Ms Papachristou first presented to us the organs of speech (the mouth, the larynx, and the diaphragm) and described how we use them and how we should use them properly. To our surprise, we found out that the right position of the tongue and the soft palate is achieved at the moment of yawning. It is that relaxing moment when everything in our mouth seems to be in the right place, so that we can produce a clear and unobstructed sound.
After presenting the organs of speech we talked about the art of breathing.
We can produce a clear voice by using some specific techniques. These techniques come from classical music and are used by opera singers who must know how to project their voice without the use of the microphone and without straining their vocal cords. Diaphragmatic breathing is more relaxing, lasts longer and helps produce unobstructed sounds. Consequently, it helps us with a lot of activities, such as walking or talking.
We were also surprised to find out that there is a part of our body which is called the speakers. The voice coming out through the speakers will be projected forward and heard more clearly.

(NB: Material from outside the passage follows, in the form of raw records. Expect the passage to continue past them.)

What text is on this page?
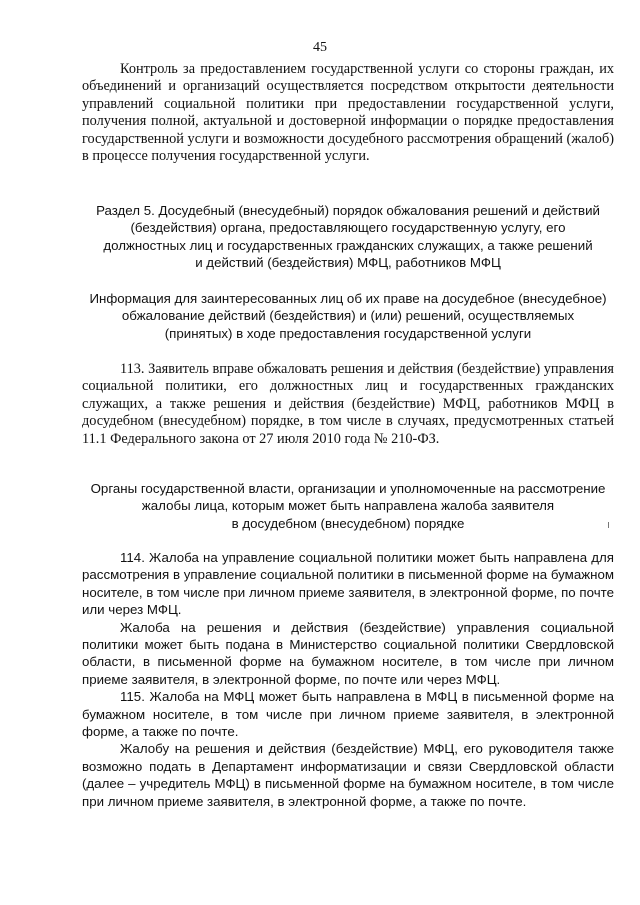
45

Контроль за предоставлением государственной услуги со стороны граждан, их объединений и организаций осуществляется посредством открытости деятельности управлений социальной политики при предоставлении государственной услуги, получения полной, актуальной и достоверной информации о порядке предоставления государственной услуги и возможности досудебного рассмотрения обращений (жалоб) в процессе получения государственной услуги.

Раздел 5. Досудебный (внесудебный) порядок обжалования решений и действий
(бездействия) органа, предоставляющего государственную услугу, его
должностных лиц и государственных гражданских служащих, а также решений
и действий (бездействия) МФЦ, работников МФЦ
Информация для заинтересованных лиц об их праве на досудебное (внесудебное)
обжалование действий (бездействия) и (или) решений, осуществляемых
(принятых) в ходе предоставления государственной услуги

113. Заявитель вправе обжаловать решения и действия (бездействие) управления социальной политики, его должностных лиц и государственных гражданских служащих, а также решения и действия (бездействие) МФЦ, работников МФЦ в досудебном (внесудебном) порядке, в том числе в случаях, предусмотренных статьей 11.1 Федерального закона от 27 июля 2010 года № 210-ФЗ.

Органы государственной власти, организации и уполномоченные на рассмотрение
жалобы лица, которым может быть направлена жалоба заявителя
в досудебном (внесудебном) порядке

114. Жалоба на управление социальной политики может быть направлена для рассмотрения в управление социальной политики в письменной форме на бумажном носителе, в том числе при личном приеме заявителя, в электронной форме, по почте или через МФЦ.

Жалоба на решения и действия (бездействие) управления социальной политики может быть подана в Министерство социальной политики Свердловской области, в письменной форме на бумажном носителе, в том числе при личном приеме заявителя, в электронной форме, по почте или через МФЦ.

115. Жалоба на МФЦ может быть направлена в МФЦ в письменной форме на бумажном носителе, в том числе при личном приеме заявителя, в электронной форме, а также по почте.

Жалобу на решения и действия (бездействие) МФЦ, его руководителя также возможно подать в Департамент информатизации и связи Свердловской области (далее – учредитель МФЦ) в письменной форме на бумажном носителе, в том числе при личном приеме заявителя, в электронной форме, а также по почте.
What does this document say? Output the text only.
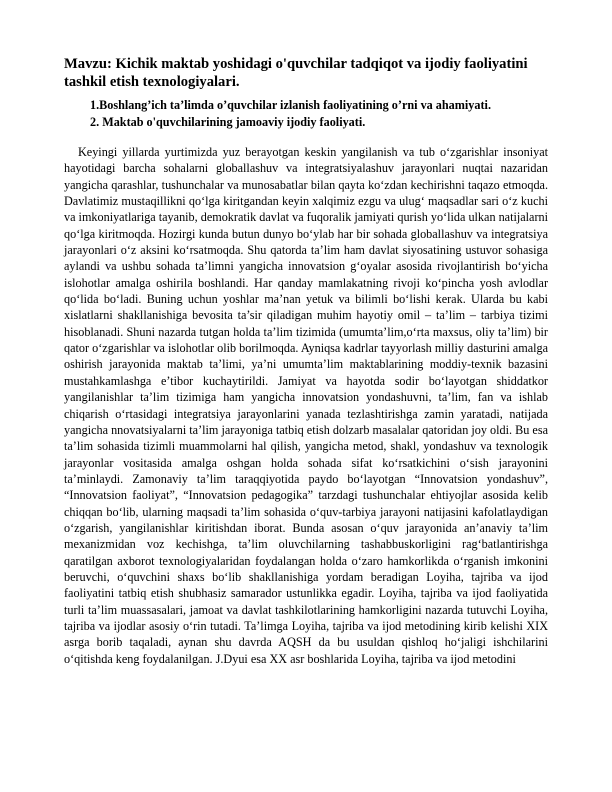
Mavzu: Kichik maktab yoshidagi o'quvchilar tadqiqot va ijodiy faoliyatini tashkil etish texnologiyalari.
1.Boshlang’ich ta’limda o’quvchilar izlanish faoliyatining o’rni va ahamiyati.
2. Maktab o'quvchilarining jamoaviy ijodiy faoliyati.

Keyingi yillarda yurtimizda yuz berayotgan keskin yangilanish va tub o‘zgarishlar insoniyat hayotidagi barcha sohalarni globallashuv va integratsiyalashuv jarayonlari nuqtai nazaridan yangicha qarashlar, tushunchalar va munosabatlar bilan qayta ko‘zdan kechirishni taqazo etmoqda. Davlatimiz mustaqillikni qo‘lga kiritgandan keyin xalqimiz ezgu va ulug‘ maqsadlar sari o‘z kuchi va imkoniyatlariga tayanib, demokratik davlat va fuqoralik jamiyati qurish yo‘lida ulkan natijalarni qo‘lga kiritmoqda. Hozirgi kunda butun dunyo bo‘ylab har bir sohada globallashuv va integratsiya jarayonlari o‘z aksini ko‘rsatmoqda. Shu qatorda ta’lim ham davlat siyosatining ustuvor sohasiga aylandi va ushbu sohada ta’limni yangicha innovatsion g‘oyalar asosida rivojlantirish bo‘yicha islohotlar amalga oshirila boshlandi. Har qanday mamlakatning rivoji ko‘pincha yosh avlodlar qo‘lida bo‘ladi. Buning uchun yoshlar ma’nan yetuk va bilimli bo‘lishi kerak. Ularda bu kabi xislatlarni shakllanishiga bevosita ta’sir qiladigan muhim hayotiy omil – ta’lim – tarbiya tizimi hisoblanadi. Shuni nazarda tutgan holda ta’lim tizimida (umumta’lim,o‘rta maxsus, oliy ta’lim) bir qator o‘zgarishlar va islohotlar olib borilmoqda. Ayniqsa kadrlar tayyorlash milliy dasturini amalga oshirish jarayonida maktab ta’limi, ya’ni umumta’lim maktablarining moddiy-texnik bazasini mustahkamlashga e’tibor kuchaytirildi. Jamiyat va hayotda sodir bo‘layotgan shiddatkor yangilanishlar ta’lim tizimiga ham yangicha innovatsion yondashuvni, ta’lim, fan va ishlab chiqarish o‘rtasidagi integratsiya jarayonlarini yanada tezlashtirishga zamin yaratadi, natijada yangicha nnovatsiyalarni ta’lim jarayoniga tatbiq etish dolzarb masalalar qatoridan joy oldi. Bu esa ta’lim sohasida tizimli muammolarni hal qilish, yangicha metod, shakl, yondashuv va texnologik jarayonlar vositasida amalga oshgan holda sohada sifat ko‘rsatkichini o‘sish jarayonini ta’minlaydi. Zamonaviy ta’lim taraqqiyotida paydo bo‘layotgan “Innovatsion yondashuv”, “Innovatsion faoliyat”, “Innovatsion pedagogika” tarzdagi tushunchalar ehtiyojlar asosida kelib chiqqan bo‘lib, ularning maqsadi ta’lim sohasida o‘quv-tarbiya jarayoni natijasini kafolatlaydigan o‘zgarish, yangilanishlar kiritishdan iborat. Bunda asosan o‘quv jarayonida an’anaviy ta’lim mexanizmidan voz kechishga, ta’lim oluvchilarning tashabbuskorligini rag‘batlantirishga qaratilgan axborot texnologiyalaridan foydalangan holda o‘zaro hamkorlikda o‘rganish imkonini beruvchi, o‘quvchini shaxs bo‘lib shakllanishiga yordam beradigan Loyiha, tajriba va ijod faoliyatini tatbiq etish shubhasiz samarador ustunlikka egadir. Loyiha, tajriba va ijod faoliyatida turli ta’lim muassasalari, jamoat va davlat tashkilotlarining hamkorligini nazarda tutuvchi Loyiha, tajriba va ijodlar asosiy o‘rin tutadi. Ta’limga Loyiha, tajriba va ijod metodining kirib kelishi XIX asrga borib taqaladi, aynan shu davrda AQSH da bu usuldan qishloq ho‘jaligi ishchilarini o‘qitishda keng foydalanilgan. J.Dyui esa XX asr boshlarida Loyiha, tajriba va ijod metodini
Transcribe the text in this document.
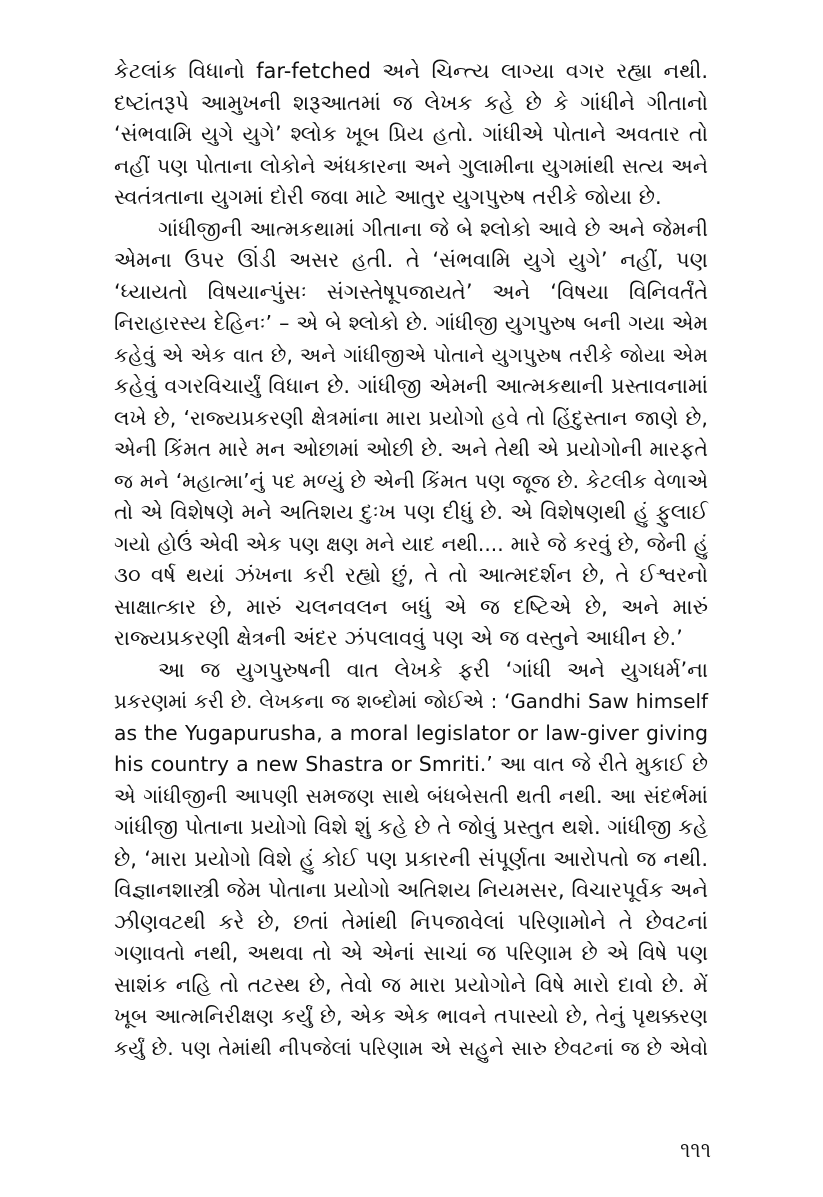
કેટલાંક વિધાનો far-fetched અને ચિન્ત્ય લાગ્યા વગર રહ્યા નથી.
દષ્ટાંતરૂપે આમુખની શરૂઆતમાં જ લેખક કહે છે કે ગાંધીને ગીતાનો
‘સંભવામિ યુગે યુગે’ શ્લોક ખૂબ પ્રિય હતો. ગાંધીએ પોતાને અવતાર તો
નહીં પણ પોતાના લોકોને અંધકારના અને ગુલામીના યુગમાંથી સત્ય અને
સ્વતંત્રતાના યુગમાં દોરી જવા માટે આતુર યુગપુરુષ તરીકે જોયા છે.
ગાંધીજીની આત્મકથામાં ગીતાના જે બે શ્લોકો આવે છે અને જેમની
એમના ઉપર ઊંડી અસર હતી. તે ‘સંભવામિ યુગે યુગે’ નહીં, પણ
‘ધ્યાયતો વિષયાન્પુંસઃ સંગસ્તેષૂપજાયતે’ અને ‘વિષયા વિનિવર્તંતે
નિરાહારસ્ય દેહિનઃ’ – એ બે શ્લોકો છે. ગાંધીજી યુગપુરુષ બની ગયા એમ
કહેવું એ એક વાત છે, અને ગાંધીજીએ પોતાને યુગપુરુષ તરીકે જોયા એમ
કહેવું વગરવિચાર્યું વિધાન છે. ગાંધીજી એમની આત્મકથાની પ્રસ્તાવનામાં
લખે છે, ‘રાજ્યપ્રકરણી ક્ષેત્રમાંના મારા પ્રયોગો હવે તો હિંદુસ્તાન જાણે છે,
એની કિંમત મારે મન ઓછામાં ઓછી છે. અને તેથી એ પ્રયોગોની મારફતે
જ મને ‘મહાત્મા’નું પદ મળ્યું છે એની કિંમત પણ જૂજ છે. કેટલીક વેળાએ
તો એ વિશેષણે મને અતિશય દુઃખ પણ દીધું છે. એ વિશેષણથી હું ફુલાઈ
ગયો હોઉં એવી એક પણ ક્ષણ મને યાદ નથી.... મારે જે કરવું છે, જેની હું
૩૦ વર્ષ થયાં ઝંખના કરી રહ્યો છું, તે તો આત્મદર્શન છે, તે ઈશ્વરનો
સાક્ષાત્કાર છે, મારું ચલનવલન બધું એ જ દષ્ટિએ છે, અને મારું
રાજ્યપ્રકરણી ક્ષેત્રની અંદર ઝંપલાવવું પણ એ જ વસ્તુને આધીન છે.’
આ જ યુગપુરુષની વાત લેખકે ફરી ‘ગાંધી અને યુગધર્મ’ના
પ્રકરણમાં કરી છે. લેખકના જ શબ્દોમાં જોઈએ : ‘Gandhi Saw himself
as the Yugapurusha, a moral legislator or law-giver giving
his country a new Shastra or Smriti.’ આ વાત જે રીતે મુકાઈ છે
એ ગાંધીજીની આપણી સમજણ સાથે બંધબેસતી થતી નથી. આ સંદર્ભમાં
ગાંધીજી પોતાના પ્રયોગો વિશે શું કહે છે તે જોવું પ્રસ્તુત થશે. ગાંધીજી કહે
છે, ‘મારા પ્રયોગો વિશે હું કોઈ પણ પ્રકારની સંપૂર્ણતા આરોપતો જ નથી.
વિજ્ઞાનશાસ્ત્રી જેમ પોતાના પ્રયોગો અતિશય નિયમસર, વિચારપૂર્વક અને
ઝીણવટથી કરે છે, છતાં તેમાંથી નિપજાવેલાં પરિણામોને તે છેવટનાં
ગણાવતો નથી, અથવા તો એ એનાં સાચાં જ પરિણામ છે એ વિષે પણ
સાશંક નહિ તો તટસ્થ છે, તેવો જ મારા પ્રયોગોને વિષે મારો દાવો છે. મેં
ખૂબ આત્મનિરીક્ષણ કર્યું છે, એક એક ભાવને તપાસ્યો છે, તેનું પૃથક્કરણ
કર્યું છે. પણ તેમાંથી નીપજેલાં પરિણામ એ સહુને સારુ છેવટનાં જ છે એવો
૧૧૧
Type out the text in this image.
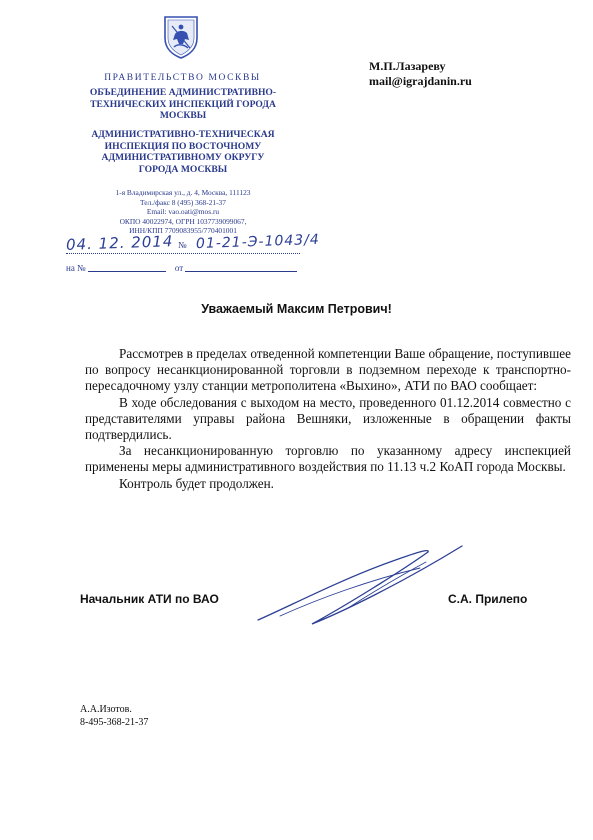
ПРАВИТЕЛЬСТВО МОСКВЫ
ОБЪЕДИНЕНИЕ АДМИНИСТРАТИВНО-
ТЕХНИЧЕСКИХ ИНСПЕКЦИЙ ГОРОДА
МОСКВЫ
АДМИНИСТРАТИВНО-ТЕХНИЧЕСКАЯ
ИНСПЕКЦИЯ ПО ВОСТОЧНОМУ
АДМИНИСТРАТИВНОМУ ОКРУГУ
ГОРОДА МОСКВЫ
1-я Владимирская ул., д. 4, Москва, 111123
Тел./факс 8 (495) 368-21-37
Email: vao.oati@mos.ru
ОКПО 40022974, ОГРН 1037739099067,
ИНН/КПП 7709083955/770401001
М.П.Лазареву
mail@igrajdanin.ru
04. 12. 2014 № 01-21-Э-1043/4
на №	от
Уважаемый Максим Петрович!

Рассмотрев в пределах отведенной компетенции Ваше обращение, поступившее по вопросу несанкционированной торговли в подземном переходе к транспортно-пересадочному узлу станции метрополитена «Выхино», АТИ по ВАО сообщает:

В ходе обследования с выходом на место, проведенного 01.12.2014 совместно с представителями управы района Вешняки, изложенные в обращении факты подтвердились.

За несанкционированную торговлю по указанному адресу инспекцией применены меры административного воздействия по 11.13 ч.2 КоАП города Москвы.

Контроль будет продолжен.

Начальник АТИ по ВАО	С.А. Прилепо
А.А.Изотов.
8-495-368-21-37
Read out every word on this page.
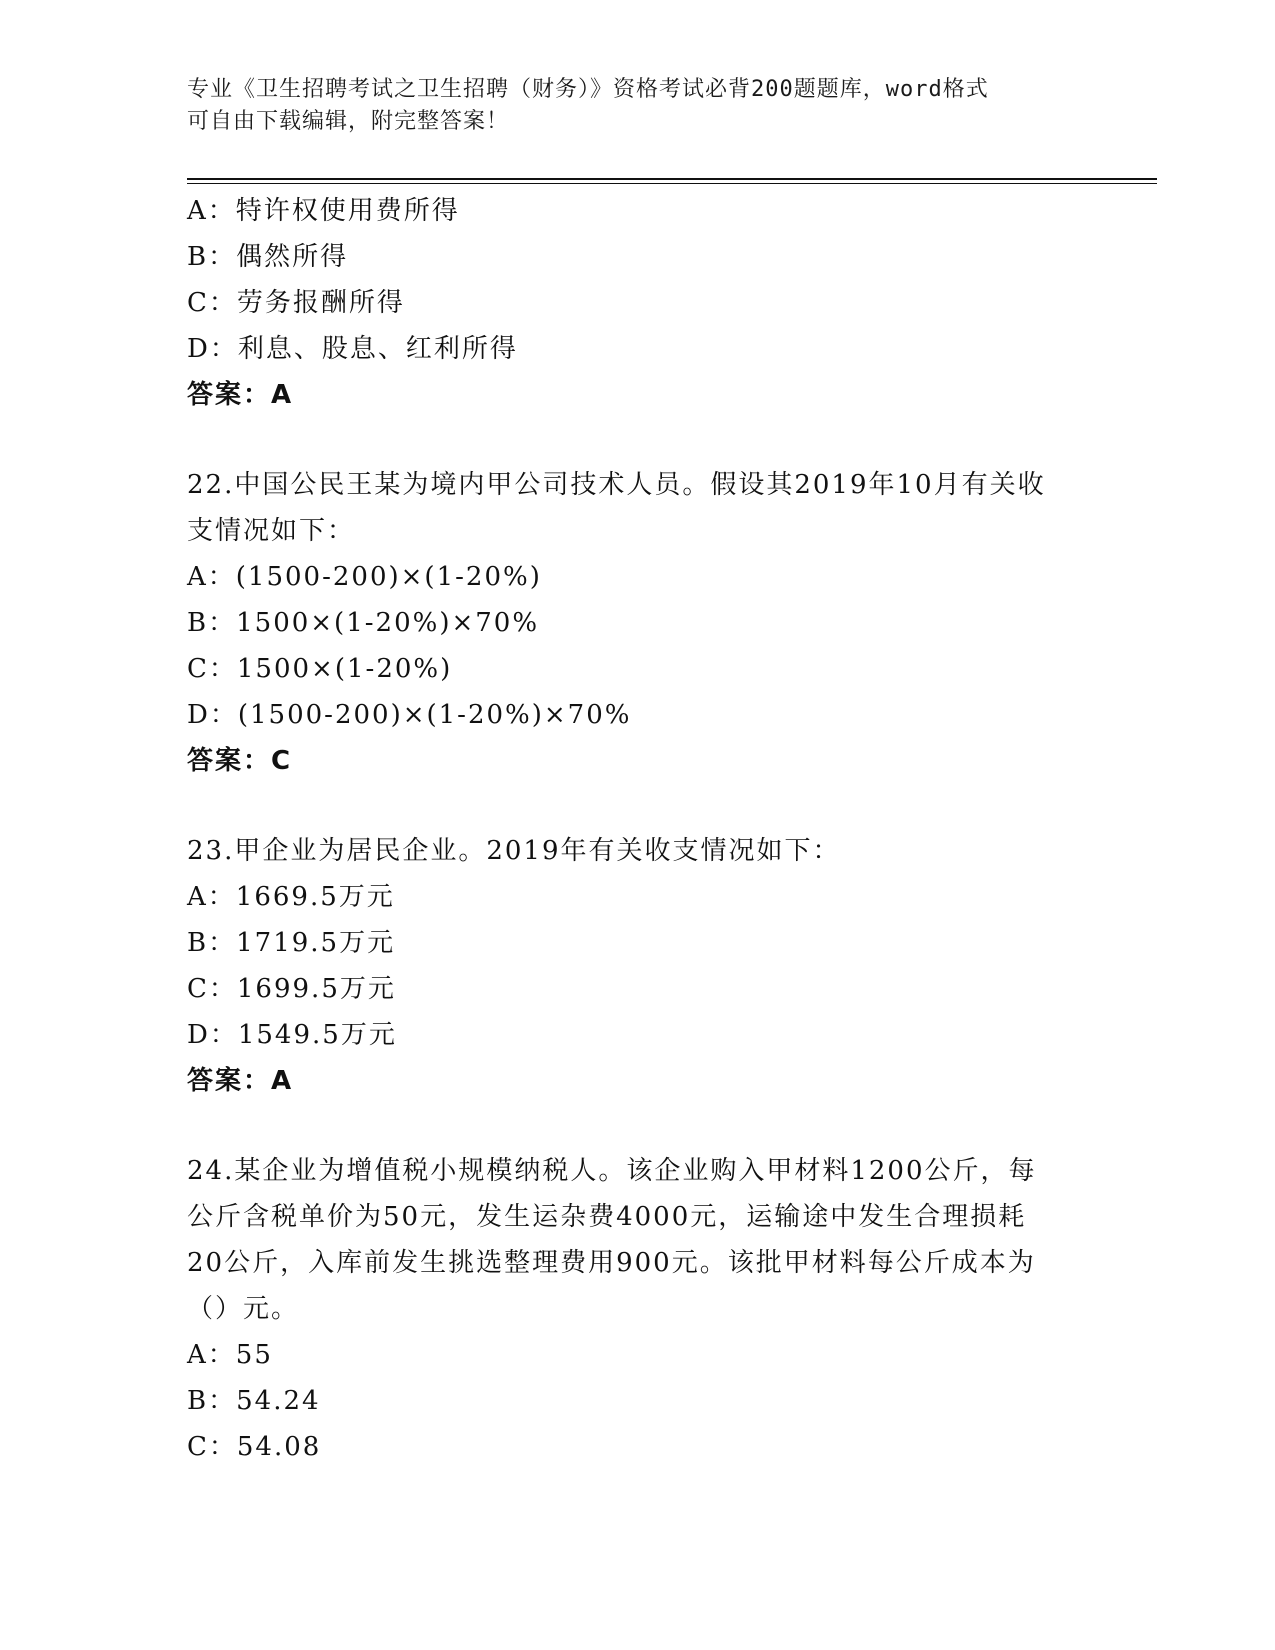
专业《卫生招聘考试之卫生招聘（财务）》资格考试必背200题题库，word格式
可自由下载编辑，附完整答案！
A：特许权使用费所得
B：偶然所得
C：劳务报酬所得
D：利息、股息、红利所得
答案：A
22.中国公民王某为境内甲公司技术人员。假设其2019年10月有关收
支情况如下：
A：(1500-200)×(1-20%)
B：1500×(1-20%)×70%
C：1500×(1-20%)
D：(1500-200)×(1-20%)×70%
答案：C
23.甲企业为居民企业。2019年有关收支情况如下：
A：1669.5万元
B：1719.5万元
C：1699.5万元
D：1549.5万元
答案：A
24.某企业为增值税小规模纳税人。该企业购入甲材料1200公斤，每
公斤含税单价为50元，发生运杂费4000元，运输途中发生合理损耗
20公斤，入库前发生挑选整理费用900元。该批甲材料每公斤成本为
（）元。
A：55
B：54.24
C：54.08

The session was not pure theory, but the audience got an opportunity to practice the two types of breathing and notice the differences. Overall, a very interesting session which made us all realize that in order to be more productive teachers, we need to take care of one of our most important tools: the voice.
Ms Papachristou is an English teacher, but with the guidance and support of her teacher, Mrs Efthimia Chasiotou, she has studied voice projection and has also become a teacher of monody of classical music.